Today some governments are considering limiting the participation of speculators in the commodities markets.  Oil is not the only commodity on an upward spiral.  Food prices are skyrocketing with no apparent change in real demand and supply.

All participants in futures trading have vested economic interests in the actual price of the commodity at delivery.  For those researching the reality of the situation, this presents major problems.  Information about economic conditions can be misleading or manipulated to favor one side of the argument over the other.  Many retail investors see the headlines about the $200 or $300 predictions but fail to learn they are based on an interrelated set of disaster scenarios.

Buy and Hold investors sniff out the potential vulnerability of that argument – how likely is it all events will occur – and make a bet on the future.  Instead of following the crowd in panic selling of what they own, they actually buy more.  These investors believe there is great opportunity when there is “blood in the streets.”

The current situation with oil gives us a unique opportunity to look at Buy and Hold, since we have a recent historical parallel.  In the middle of 2008, the price of oil was on fire, but it collapsed in October in the face of a real decline in demand due to collapsing world economies.  What has happened since then?

To address that question we have pulled a 5-year share price chart from thebull.com.au.  Here is the chart of one of Australians major oil companies, Oil Shares Limited (OSH).
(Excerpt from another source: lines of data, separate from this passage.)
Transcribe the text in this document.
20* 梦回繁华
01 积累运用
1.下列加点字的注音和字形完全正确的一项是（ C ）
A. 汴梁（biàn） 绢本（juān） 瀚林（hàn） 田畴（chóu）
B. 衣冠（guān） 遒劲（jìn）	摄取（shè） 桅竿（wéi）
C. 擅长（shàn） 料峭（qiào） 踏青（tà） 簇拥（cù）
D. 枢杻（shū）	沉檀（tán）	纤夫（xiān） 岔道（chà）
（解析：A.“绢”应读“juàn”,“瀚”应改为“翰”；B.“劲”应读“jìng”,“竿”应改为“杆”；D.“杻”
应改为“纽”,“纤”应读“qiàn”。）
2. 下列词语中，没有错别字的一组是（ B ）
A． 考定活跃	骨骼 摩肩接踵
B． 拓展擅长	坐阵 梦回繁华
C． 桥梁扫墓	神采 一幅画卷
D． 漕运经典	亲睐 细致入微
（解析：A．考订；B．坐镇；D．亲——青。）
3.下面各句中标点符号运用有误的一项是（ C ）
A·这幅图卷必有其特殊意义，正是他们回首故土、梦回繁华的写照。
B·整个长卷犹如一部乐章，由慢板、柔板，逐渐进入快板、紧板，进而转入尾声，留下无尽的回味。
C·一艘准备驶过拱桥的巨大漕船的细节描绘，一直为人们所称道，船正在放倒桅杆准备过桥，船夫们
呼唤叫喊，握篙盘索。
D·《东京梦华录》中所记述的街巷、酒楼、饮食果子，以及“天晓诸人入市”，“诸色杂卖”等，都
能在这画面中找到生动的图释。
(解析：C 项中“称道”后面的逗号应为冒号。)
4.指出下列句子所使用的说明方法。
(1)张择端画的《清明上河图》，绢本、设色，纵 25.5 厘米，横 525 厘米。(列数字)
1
You can see the dramatic drop in share price in the third quarter of 2008.  You can also see the dramatic rise in share price in response to the rise in oil prices earlier that year, with OSH peaking at around $6.75.  At the end of 2010, the share price eclipsed that level and has been trading close to its high to this day. 

Buy and Hold investors brave enough to hold their shares of OSH and add to their positions in the dark days at the end of 2008 have been handsomely rewarded.  Perhaps we should pause a moment before placing a memorial wreath on the coffin of the Buy and Hold Investment Strategy!